Schooling’s gold was Singapore’s first and he returned home a hero. Crowds cheered him as he arrived at Changi airport.
Eight other nations earned their first Olympic gold medal: Bahrain in the women’s steeplechase, Fiji in the men’s Rugby Sevens, Ivory Coast and Jordan in the men’s taekwondo, Kosovo in women’s judo, Puerto Rico in women’s tennis, Tajikistan in men’s hammer-throwing and Vietnam in men’s shooting.
Andy Murray also wrote some history, becoming the first tennis player to defend Olympic gold in singles.
American gymnast Simone Biles was the breakout star of Rio, winning a record-equaling four golds for a female gymnast at a single Games. On the men’s side, Kohei Uchimura lived up to his ‘Supermura’ moniker by guiding Japan to team gold and then becoming the first gymnast in 44 years to win back-to back Olympic all-around titles.
The athletics program produced three world records, including stunning runs in the 400m by South Africa’s Wayde van Niekerk and women’s 10,000m by Almaz Ayana that both erased marks set last century.
Elaine Thompson pulled off a brilliant 100m-200m double as Jamaica again dominated the sprints, while Briton Mo Farah became the second man to retain the 10,000m and 5,000m titles.
But one man bestrode the whole event, Usain Bolt signing off his extraordinary Olympic career with an unprecedented treble-treble: gold in the 100m, 200m and 4x100m relay for the third time in successive Games.

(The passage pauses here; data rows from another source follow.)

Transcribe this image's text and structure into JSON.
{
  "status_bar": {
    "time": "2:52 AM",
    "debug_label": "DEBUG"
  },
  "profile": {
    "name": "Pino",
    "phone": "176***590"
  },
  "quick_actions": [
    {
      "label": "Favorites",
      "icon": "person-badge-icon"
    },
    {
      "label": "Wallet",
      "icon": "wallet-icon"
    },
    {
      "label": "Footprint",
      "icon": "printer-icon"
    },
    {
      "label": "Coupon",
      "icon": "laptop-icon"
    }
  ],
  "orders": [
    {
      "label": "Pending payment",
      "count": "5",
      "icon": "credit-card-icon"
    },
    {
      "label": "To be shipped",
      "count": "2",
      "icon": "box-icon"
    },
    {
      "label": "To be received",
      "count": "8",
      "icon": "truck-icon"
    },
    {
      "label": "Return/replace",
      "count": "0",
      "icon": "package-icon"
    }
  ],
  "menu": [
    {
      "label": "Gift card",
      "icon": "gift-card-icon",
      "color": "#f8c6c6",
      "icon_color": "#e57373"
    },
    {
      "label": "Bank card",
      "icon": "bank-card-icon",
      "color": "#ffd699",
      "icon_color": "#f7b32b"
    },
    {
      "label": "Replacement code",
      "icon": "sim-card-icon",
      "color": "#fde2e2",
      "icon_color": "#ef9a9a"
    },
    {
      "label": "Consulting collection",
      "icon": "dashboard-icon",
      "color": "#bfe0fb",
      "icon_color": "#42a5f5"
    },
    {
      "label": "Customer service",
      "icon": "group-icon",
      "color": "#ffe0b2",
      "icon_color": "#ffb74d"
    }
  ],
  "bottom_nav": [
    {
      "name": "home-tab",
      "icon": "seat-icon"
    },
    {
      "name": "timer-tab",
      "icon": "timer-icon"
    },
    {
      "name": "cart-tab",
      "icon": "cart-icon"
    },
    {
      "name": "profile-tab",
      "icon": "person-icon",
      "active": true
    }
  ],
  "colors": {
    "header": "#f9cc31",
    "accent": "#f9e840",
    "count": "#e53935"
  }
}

“Relief. I’ve had all this pressure over the years... I will definitely miss the sport, miss the Olympics because it’s the biggest stage,” the charismatic Jamaican said.
“I’ve accomplished what I wanted to in track and field. I just have to make new goals and a new bucket list but first I just want to go on vacation and relax.”
Amen to that. The city might well agree.